I think this exercise will probably improve my fiction writing, too, so my current chagrin will be a small price to pay for becoming an improved novelist.



Write, Promote, Hone

Being an independent author is a juggling act trying to balance creative writing, publishing, networking and marketing.

After completing and launching my last book it was time to switch to promotion-mode and I’ve spent the past month trying new marketing methods.

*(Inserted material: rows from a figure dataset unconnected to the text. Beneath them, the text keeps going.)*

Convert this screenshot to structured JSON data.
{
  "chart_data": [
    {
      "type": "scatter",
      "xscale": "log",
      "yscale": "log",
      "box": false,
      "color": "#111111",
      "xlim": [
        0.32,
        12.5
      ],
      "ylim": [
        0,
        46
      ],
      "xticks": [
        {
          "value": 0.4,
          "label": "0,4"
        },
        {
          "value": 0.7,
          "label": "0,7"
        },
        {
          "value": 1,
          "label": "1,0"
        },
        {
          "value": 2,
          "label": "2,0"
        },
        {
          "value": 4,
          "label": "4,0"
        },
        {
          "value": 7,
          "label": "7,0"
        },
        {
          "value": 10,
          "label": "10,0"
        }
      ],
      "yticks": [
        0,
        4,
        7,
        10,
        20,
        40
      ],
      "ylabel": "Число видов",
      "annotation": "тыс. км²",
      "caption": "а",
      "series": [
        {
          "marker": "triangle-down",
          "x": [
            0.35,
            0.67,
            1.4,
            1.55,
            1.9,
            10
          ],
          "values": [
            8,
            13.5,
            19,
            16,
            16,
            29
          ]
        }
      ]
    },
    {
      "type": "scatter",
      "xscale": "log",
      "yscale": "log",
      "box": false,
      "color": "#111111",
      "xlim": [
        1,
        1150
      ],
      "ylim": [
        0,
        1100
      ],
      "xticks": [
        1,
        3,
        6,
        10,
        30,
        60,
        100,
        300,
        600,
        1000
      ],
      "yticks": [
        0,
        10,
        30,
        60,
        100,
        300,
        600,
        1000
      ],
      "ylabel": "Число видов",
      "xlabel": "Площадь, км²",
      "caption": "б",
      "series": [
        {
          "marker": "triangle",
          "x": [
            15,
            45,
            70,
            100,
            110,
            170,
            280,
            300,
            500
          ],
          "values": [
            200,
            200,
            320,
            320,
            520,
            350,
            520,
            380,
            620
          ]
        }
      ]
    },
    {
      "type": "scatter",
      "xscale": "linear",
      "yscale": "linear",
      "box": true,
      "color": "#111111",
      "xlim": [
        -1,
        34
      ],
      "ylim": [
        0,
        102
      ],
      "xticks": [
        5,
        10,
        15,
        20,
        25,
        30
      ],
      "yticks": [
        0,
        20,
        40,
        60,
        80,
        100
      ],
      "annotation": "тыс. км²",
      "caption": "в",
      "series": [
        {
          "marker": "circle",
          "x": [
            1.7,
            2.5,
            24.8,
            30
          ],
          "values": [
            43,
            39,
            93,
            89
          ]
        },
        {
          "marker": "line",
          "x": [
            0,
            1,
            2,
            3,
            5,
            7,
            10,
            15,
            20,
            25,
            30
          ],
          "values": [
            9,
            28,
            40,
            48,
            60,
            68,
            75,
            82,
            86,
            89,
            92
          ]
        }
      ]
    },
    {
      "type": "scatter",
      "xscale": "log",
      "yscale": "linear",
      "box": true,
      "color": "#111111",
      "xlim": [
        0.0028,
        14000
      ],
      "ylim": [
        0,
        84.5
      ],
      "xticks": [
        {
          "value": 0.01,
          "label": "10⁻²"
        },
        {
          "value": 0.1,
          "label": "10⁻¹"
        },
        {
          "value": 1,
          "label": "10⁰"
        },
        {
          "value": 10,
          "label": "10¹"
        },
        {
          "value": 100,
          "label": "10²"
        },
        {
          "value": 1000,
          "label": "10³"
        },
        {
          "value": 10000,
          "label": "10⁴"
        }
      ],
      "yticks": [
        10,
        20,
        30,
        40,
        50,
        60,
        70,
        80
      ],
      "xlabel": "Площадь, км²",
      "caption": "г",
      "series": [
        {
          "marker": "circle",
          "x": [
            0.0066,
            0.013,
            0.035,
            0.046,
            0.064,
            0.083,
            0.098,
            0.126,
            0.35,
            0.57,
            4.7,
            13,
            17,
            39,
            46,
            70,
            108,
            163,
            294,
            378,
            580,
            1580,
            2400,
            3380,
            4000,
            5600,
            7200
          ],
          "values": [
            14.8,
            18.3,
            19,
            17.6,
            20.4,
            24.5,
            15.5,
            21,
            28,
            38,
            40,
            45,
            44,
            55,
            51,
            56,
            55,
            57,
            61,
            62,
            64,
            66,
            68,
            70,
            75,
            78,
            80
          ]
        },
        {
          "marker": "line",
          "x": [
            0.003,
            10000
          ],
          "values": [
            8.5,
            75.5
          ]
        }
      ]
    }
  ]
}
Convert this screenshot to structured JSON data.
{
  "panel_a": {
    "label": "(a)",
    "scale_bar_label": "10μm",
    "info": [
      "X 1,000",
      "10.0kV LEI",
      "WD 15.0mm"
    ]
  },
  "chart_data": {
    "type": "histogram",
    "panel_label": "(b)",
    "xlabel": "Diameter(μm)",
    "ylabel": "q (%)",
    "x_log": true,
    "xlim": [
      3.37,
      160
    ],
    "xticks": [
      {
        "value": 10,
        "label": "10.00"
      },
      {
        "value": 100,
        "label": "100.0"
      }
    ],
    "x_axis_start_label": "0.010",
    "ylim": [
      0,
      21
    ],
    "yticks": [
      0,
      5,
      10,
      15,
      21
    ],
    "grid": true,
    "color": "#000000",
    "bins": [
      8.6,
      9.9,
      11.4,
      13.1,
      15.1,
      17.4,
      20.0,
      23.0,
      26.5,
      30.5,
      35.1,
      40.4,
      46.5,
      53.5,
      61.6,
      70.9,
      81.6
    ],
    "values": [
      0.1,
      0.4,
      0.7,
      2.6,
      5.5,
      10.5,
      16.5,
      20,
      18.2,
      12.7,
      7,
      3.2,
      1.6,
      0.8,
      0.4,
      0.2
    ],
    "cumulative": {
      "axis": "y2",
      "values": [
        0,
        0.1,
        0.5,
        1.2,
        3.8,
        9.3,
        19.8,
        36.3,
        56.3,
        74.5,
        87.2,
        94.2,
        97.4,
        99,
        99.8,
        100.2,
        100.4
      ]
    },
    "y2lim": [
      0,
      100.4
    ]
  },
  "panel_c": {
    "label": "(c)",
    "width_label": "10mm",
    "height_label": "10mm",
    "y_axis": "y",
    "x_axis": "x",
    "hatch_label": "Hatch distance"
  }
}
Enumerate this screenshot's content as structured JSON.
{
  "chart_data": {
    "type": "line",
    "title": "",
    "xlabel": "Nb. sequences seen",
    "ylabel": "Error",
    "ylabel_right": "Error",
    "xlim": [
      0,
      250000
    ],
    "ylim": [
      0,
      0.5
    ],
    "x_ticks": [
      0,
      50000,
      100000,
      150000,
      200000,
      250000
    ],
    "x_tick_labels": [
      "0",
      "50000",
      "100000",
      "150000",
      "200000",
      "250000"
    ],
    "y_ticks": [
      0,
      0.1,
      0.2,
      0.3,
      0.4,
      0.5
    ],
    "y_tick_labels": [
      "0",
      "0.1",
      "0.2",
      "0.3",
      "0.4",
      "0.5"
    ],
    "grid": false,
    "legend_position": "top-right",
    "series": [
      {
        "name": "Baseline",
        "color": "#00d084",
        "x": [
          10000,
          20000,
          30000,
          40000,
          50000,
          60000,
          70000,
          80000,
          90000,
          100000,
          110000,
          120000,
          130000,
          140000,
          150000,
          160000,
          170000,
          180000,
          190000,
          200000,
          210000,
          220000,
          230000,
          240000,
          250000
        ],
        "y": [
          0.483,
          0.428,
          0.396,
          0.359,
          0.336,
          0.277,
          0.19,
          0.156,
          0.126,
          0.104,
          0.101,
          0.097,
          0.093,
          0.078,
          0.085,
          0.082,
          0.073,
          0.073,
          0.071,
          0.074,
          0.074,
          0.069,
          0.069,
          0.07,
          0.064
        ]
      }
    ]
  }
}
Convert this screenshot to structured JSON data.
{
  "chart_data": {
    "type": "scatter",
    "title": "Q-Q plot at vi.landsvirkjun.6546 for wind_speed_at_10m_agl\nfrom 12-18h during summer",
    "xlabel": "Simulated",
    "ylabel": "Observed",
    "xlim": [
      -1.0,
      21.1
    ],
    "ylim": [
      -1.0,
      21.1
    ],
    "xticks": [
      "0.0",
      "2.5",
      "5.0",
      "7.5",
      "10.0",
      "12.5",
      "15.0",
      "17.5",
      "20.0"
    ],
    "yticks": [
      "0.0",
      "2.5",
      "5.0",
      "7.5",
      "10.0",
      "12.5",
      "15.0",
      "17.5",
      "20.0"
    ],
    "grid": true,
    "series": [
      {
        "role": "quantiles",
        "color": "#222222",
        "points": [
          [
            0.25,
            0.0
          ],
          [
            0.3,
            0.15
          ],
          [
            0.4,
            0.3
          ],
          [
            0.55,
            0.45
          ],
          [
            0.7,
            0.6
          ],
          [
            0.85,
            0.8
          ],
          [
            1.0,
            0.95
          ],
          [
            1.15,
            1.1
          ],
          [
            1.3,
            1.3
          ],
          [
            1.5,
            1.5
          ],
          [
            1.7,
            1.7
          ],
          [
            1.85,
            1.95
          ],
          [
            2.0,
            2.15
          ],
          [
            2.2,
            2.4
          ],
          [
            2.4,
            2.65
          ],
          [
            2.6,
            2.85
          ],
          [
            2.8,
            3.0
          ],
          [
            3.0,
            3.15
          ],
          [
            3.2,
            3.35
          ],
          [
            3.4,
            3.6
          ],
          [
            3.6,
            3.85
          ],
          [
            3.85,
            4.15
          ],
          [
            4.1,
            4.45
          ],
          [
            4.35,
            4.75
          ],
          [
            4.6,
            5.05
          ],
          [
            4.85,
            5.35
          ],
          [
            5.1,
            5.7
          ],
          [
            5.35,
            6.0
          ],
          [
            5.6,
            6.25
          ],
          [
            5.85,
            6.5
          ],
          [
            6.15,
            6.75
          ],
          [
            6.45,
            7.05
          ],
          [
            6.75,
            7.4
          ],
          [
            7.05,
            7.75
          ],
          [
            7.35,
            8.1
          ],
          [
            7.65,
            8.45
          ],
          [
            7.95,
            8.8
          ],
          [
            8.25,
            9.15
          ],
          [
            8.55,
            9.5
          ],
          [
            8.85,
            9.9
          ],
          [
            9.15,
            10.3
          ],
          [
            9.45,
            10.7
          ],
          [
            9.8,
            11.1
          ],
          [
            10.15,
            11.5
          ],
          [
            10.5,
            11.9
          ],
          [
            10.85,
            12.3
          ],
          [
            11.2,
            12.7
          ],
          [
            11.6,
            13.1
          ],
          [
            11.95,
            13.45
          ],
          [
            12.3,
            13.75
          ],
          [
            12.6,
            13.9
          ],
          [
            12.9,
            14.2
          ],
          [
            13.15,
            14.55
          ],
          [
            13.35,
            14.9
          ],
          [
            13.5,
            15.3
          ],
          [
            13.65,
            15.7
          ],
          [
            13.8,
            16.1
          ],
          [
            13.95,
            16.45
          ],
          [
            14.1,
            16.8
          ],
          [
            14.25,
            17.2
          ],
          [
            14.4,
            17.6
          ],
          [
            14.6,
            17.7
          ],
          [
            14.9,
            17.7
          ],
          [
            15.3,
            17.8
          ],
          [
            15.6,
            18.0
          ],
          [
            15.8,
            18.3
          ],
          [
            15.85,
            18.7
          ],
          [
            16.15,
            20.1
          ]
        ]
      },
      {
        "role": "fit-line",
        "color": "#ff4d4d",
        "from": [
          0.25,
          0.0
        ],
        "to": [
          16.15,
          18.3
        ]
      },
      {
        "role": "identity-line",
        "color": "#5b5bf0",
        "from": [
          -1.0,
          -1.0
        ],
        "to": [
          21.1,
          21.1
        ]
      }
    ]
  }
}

With my first four books I set a schedule of publishing a new book in the series every six months, leaving very little time for promotion. I felt harried much of the time and decided not to push myself with the current series. My goal was to relieve my stress levels, but in doing so I had a chance to catch my breath and see something else I had been overlooking in my urgency to publish: I had not taken the time to hone my craft.  Rather than a regimen of write, publish, promote, I should be spending time honing my craft as a very vital step. The schedule should be hone, write, hone, publish, hone, promote, hone, etc.

Taking time to study and research writing craft is essential if I hope to grow as a writer, not just amass a high number of books.

To that end, I have been reviewing some of my favorite writing texts and have found they mean more to me now that I have written a few books than they ever did before. The guidance is more real to me. I can compare the principals to my existing works, seeing where I could have improved, and I am excited to apply what I’m learning to my current work in progress.

With the accessibility of independent publishing it is tempting to shortcut the process and shortchange ourselves as maturing authors.